Qatar: Surely, the final straw?

The Khalifa International Stadium. Photo: PA

THERE are more important things than football to be concerned about today, but with Qatar’s isolation from its neighbours and questions being asked about the country’s role in backing terrorism, the future of the 2022 World Cup comes into focus once more.

Let’s be frank, the decision to award Qatar the World Cup was ludicrous. Against a backdrop of alleged bribery and corruption, FIFA made a poor choice. Notwithstanding human rights, rumours of exploitation of migrant workers and the climate, Qatar is now linked to the biggest problem of our times. FIFA has to act now and reassign the 2022 World Cup.

It could be a win-win for FIFA if they are decisive and unafraid of the consequences. From a reputational point of view, taking the competition away from Qatar can help repair some of the damage that has been self-inflicted upon football’s governing body. More importantly, with the world very tense and preoccupied with security, it would lend itself to the global effort to squeeze the life out of terrorism. FIFA would do the right thing and reconnect with its core territories.

That does not mean playing into the hands of the US and awarding them the 2022 competition. It is not quite a dead-cert that the US/Mexico/Canada will get the bloated 2026 fiasco, so let’s leave it at that. Take the 2022 back to the heartland of football – Europe. With the region starting to recover economically, why not make it a combined France-Germany production – or even the UK? The stadiums are in place, the infrastructure is good, they are all football nations with a rich heritage and there’s another consideration – they – like other European nations – have suffered from the very terrorism that is blighting Qatar’s name.

The more we think about 2022, the more it seems ridiculous that a country as small and, from a climatic perspective, inhospitable, should be hosting such a major global event. There’s a reason that football in Europe is played in the late summer, autumn and winter – because it is not a game for sub-tropical weather. In 1970, everyone was worried about the Mexico World Cup because of high altitude and searing heat – it became a major concern. The response to misgivings about the Qatar climate is to make the 2022 competition a winter event, which disrupts the entire world football calendar.
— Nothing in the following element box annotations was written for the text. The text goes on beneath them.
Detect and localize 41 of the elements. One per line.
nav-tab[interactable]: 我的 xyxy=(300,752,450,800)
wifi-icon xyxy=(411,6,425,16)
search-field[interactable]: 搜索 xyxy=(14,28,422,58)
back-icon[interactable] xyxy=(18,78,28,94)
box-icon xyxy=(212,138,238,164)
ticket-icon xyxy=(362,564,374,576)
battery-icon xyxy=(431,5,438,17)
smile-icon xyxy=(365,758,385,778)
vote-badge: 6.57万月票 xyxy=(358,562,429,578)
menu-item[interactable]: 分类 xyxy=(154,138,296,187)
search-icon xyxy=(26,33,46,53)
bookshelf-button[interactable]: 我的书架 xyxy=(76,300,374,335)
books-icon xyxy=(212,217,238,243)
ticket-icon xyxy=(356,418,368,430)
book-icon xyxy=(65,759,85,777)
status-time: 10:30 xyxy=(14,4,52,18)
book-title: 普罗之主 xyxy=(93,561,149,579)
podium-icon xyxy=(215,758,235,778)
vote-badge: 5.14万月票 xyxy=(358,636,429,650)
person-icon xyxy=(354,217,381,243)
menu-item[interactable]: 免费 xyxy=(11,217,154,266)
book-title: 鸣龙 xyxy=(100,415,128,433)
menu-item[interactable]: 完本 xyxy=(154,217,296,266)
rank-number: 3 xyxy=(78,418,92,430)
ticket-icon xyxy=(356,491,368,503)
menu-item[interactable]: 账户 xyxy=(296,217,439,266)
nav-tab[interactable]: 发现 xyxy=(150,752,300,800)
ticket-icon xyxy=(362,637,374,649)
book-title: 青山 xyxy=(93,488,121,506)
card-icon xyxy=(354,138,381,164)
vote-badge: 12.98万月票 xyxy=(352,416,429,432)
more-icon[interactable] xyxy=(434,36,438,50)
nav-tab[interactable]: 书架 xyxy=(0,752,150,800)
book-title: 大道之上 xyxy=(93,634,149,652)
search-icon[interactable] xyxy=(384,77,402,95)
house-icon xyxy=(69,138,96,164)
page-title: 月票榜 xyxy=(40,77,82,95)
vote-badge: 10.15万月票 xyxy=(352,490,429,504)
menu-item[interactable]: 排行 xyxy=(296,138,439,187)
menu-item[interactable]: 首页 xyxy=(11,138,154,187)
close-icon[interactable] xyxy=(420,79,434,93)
That’s relatively unimportant compared to the bigger issue of terrorism. There may be five years until the 2022 World Cup, but Qatar should not only be removed from their hosting status, FIFA should be considering their suspension. Where that might leave football clubs that benefit from financial support from the country – such as Paris St. Germain – is another issue.

But how can Qatar invite the world to its cities and stadiums with their public image in tatters? Who would want to go to such a country?  As the DFB official, Reinhard Grindel said: “The football community worldwide should agree that major tournaments should not be played in countries that actively support terrorism.”

Will they act? If FIFA wants to regain any trust and respect, it has to take the 2022 World Cup elsewhere. We are in an age where it pays to take precautions. If Qatar is found to be innocent, we will all apologise, but until such a time, international events like World Cups – and the financial benefits they may bring –  should not be gifted to a country people are now distancing themselves from.